You Shoot, I Shoot (2001)
Reviewed by: danton on 2002-01-03
What a pleasant surprise! Definitely one of the best comedies to come out of HK in a long time.

It's about a hitman played by Eric Kot who kills on demand for money. His clients are mostly rich society women who want people they don't like killed. One of his clients wants the killing filmed so that she can get the added satisfaction of watching the whole thing afterwards. His initial attempts to film it himself are abject failures, so he teams up with a hapless assistant director who dreams of being the next Martin Scorsese.
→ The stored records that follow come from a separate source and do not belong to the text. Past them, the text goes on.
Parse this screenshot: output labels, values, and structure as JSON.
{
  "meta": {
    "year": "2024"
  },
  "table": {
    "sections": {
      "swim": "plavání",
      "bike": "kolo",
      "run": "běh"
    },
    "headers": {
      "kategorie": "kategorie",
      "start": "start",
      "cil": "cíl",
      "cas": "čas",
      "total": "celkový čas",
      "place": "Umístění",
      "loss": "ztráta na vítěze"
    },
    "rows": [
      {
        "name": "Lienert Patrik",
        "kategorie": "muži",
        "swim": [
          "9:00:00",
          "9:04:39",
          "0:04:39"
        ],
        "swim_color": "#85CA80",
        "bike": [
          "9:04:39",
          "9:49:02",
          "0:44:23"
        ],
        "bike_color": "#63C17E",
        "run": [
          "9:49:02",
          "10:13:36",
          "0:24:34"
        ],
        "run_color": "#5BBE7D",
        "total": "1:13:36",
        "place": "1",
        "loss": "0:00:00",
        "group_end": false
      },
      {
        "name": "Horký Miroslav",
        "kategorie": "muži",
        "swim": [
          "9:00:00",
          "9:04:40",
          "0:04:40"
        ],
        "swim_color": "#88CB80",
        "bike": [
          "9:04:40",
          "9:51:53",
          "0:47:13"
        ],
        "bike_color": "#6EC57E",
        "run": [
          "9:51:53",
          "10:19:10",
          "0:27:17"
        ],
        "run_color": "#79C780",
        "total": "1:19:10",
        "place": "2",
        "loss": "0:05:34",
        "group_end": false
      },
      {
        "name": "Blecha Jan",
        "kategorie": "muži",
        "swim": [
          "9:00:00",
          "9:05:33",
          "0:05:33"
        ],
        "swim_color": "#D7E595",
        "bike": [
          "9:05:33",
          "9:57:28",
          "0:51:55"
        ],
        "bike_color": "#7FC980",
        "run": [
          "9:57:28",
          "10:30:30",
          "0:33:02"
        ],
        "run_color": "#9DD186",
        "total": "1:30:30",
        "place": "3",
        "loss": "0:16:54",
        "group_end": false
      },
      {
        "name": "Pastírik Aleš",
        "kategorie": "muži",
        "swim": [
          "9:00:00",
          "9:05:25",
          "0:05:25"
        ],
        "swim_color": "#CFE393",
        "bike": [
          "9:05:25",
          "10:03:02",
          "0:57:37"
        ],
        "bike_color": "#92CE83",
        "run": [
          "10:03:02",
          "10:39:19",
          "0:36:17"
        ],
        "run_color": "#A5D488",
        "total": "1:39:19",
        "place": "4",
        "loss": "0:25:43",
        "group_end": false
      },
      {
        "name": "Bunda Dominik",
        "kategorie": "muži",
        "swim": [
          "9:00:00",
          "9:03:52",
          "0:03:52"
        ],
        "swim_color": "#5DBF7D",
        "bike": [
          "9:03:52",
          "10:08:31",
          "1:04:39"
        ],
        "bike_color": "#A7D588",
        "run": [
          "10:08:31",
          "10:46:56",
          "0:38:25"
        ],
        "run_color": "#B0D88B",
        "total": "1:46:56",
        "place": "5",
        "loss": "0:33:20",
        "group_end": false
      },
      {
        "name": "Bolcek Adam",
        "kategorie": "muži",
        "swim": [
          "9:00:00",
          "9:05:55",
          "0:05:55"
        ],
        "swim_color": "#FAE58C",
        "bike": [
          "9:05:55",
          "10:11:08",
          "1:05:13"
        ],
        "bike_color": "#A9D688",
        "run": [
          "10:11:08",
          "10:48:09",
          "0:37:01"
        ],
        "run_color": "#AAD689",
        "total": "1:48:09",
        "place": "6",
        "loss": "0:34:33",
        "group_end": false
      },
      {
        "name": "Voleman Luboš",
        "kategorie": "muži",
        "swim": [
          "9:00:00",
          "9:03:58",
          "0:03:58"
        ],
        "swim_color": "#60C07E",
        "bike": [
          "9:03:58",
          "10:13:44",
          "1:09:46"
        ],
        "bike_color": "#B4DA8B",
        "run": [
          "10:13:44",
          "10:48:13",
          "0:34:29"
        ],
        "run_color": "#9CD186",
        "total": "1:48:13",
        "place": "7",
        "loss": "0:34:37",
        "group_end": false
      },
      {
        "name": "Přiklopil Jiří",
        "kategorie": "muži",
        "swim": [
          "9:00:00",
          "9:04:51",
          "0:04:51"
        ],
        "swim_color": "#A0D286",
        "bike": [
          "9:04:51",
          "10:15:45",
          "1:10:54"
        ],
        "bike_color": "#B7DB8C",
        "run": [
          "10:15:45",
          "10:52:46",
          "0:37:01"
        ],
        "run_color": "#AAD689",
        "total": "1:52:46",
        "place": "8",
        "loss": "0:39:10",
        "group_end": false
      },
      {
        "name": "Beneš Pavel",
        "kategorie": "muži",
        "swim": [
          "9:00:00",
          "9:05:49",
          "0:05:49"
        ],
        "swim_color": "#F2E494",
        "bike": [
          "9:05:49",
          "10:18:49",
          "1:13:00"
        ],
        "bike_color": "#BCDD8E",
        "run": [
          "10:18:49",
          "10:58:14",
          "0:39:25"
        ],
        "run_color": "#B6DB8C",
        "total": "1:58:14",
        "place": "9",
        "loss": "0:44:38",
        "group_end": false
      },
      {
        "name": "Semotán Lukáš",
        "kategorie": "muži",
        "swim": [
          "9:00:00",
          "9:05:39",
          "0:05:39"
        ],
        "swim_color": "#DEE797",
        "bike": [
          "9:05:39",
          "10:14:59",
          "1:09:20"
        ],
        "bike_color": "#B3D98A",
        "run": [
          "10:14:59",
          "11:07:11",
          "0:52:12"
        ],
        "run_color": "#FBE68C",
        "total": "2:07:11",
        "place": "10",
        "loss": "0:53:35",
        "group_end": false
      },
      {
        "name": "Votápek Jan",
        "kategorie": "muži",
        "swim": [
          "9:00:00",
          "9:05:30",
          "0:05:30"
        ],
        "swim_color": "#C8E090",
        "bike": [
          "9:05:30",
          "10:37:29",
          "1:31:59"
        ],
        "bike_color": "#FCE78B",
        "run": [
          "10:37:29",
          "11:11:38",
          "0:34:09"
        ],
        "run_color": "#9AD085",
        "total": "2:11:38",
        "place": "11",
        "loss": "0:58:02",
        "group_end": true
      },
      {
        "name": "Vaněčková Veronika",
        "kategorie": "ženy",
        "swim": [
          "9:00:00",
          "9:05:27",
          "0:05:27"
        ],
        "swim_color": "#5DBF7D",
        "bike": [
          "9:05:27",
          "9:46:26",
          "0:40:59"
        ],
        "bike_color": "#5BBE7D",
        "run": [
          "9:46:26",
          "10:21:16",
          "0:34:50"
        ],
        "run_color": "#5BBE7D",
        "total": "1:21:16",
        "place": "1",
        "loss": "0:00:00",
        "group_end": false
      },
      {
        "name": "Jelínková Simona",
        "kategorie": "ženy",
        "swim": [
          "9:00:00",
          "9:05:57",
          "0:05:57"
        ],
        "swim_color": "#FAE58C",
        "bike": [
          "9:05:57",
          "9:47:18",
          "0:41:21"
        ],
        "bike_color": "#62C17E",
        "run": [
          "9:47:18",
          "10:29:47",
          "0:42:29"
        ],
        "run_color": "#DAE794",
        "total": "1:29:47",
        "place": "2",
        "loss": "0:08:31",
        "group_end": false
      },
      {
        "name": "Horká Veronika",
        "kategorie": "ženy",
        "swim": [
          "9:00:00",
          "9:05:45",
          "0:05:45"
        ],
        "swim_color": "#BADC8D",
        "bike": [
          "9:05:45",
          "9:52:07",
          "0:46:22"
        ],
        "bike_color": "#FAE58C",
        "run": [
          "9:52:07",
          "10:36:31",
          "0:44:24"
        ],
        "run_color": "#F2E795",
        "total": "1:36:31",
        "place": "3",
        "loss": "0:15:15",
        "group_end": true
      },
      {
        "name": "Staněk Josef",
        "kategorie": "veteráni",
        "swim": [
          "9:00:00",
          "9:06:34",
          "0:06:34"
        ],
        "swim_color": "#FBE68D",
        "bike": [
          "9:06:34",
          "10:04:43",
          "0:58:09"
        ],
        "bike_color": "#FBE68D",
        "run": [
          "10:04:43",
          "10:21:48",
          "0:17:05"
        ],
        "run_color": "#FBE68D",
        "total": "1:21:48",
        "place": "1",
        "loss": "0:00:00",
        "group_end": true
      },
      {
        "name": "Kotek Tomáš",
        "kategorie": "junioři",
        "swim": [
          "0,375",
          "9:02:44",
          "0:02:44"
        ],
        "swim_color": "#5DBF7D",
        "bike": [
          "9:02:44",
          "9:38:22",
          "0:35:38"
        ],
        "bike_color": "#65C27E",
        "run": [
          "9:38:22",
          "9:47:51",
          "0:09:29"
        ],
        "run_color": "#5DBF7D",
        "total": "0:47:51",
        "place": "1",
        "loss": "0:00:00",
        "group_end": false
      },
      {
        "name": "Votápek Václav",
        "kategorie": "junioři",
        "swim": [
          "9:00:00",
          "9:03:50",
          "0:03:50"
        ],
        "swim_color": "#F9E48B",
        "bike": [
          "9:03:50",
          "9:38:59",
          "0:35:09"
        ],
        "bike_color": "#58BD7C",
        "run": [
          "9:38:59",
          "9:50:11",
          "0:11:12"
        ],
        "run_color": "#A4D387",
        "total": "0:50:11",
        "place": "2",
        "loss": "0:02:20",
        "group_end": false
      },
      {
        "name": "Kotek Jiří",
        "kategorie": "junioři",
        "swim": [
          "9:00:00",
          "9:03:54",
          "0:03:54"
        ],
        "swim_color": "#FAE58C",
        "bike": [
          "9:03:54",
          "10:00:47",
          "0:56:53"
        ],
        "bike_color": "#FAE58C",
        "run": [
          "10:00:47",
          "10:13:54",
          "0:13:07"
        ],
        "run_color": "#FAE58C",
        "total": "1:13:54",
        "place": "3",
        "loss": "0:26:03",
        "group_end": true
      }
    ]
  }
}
Their business takes off and soon becomes more about the artistic merits of the videos produced than about the killings.

It's mainly a satire about movie making in HK, and despite the presence of Eric Kot (who I've found pretty annoying up until this movie), it's really funny in a rather macabre sort of way. Watching them discuss their next hit (i.e. murder) by talking about "lighting" and "POV shots" is funny in a rather cynical sort of way. It gets better: Eric Kot is saddled with in-laws who are both trying to hire his services, which Cheung Tat Ming is in love with a hapless Japanese Cat III starlet who is being exploited by everyone on the movie set. Add to that a rival hitman played by Vincent Kuk, and it all comes together in a hilarious final "shooting" (in both meanings of the word) that makes fun of any number of HK movie making conventions (including the obligatory pidgeons during the shootout). Highly satisfying.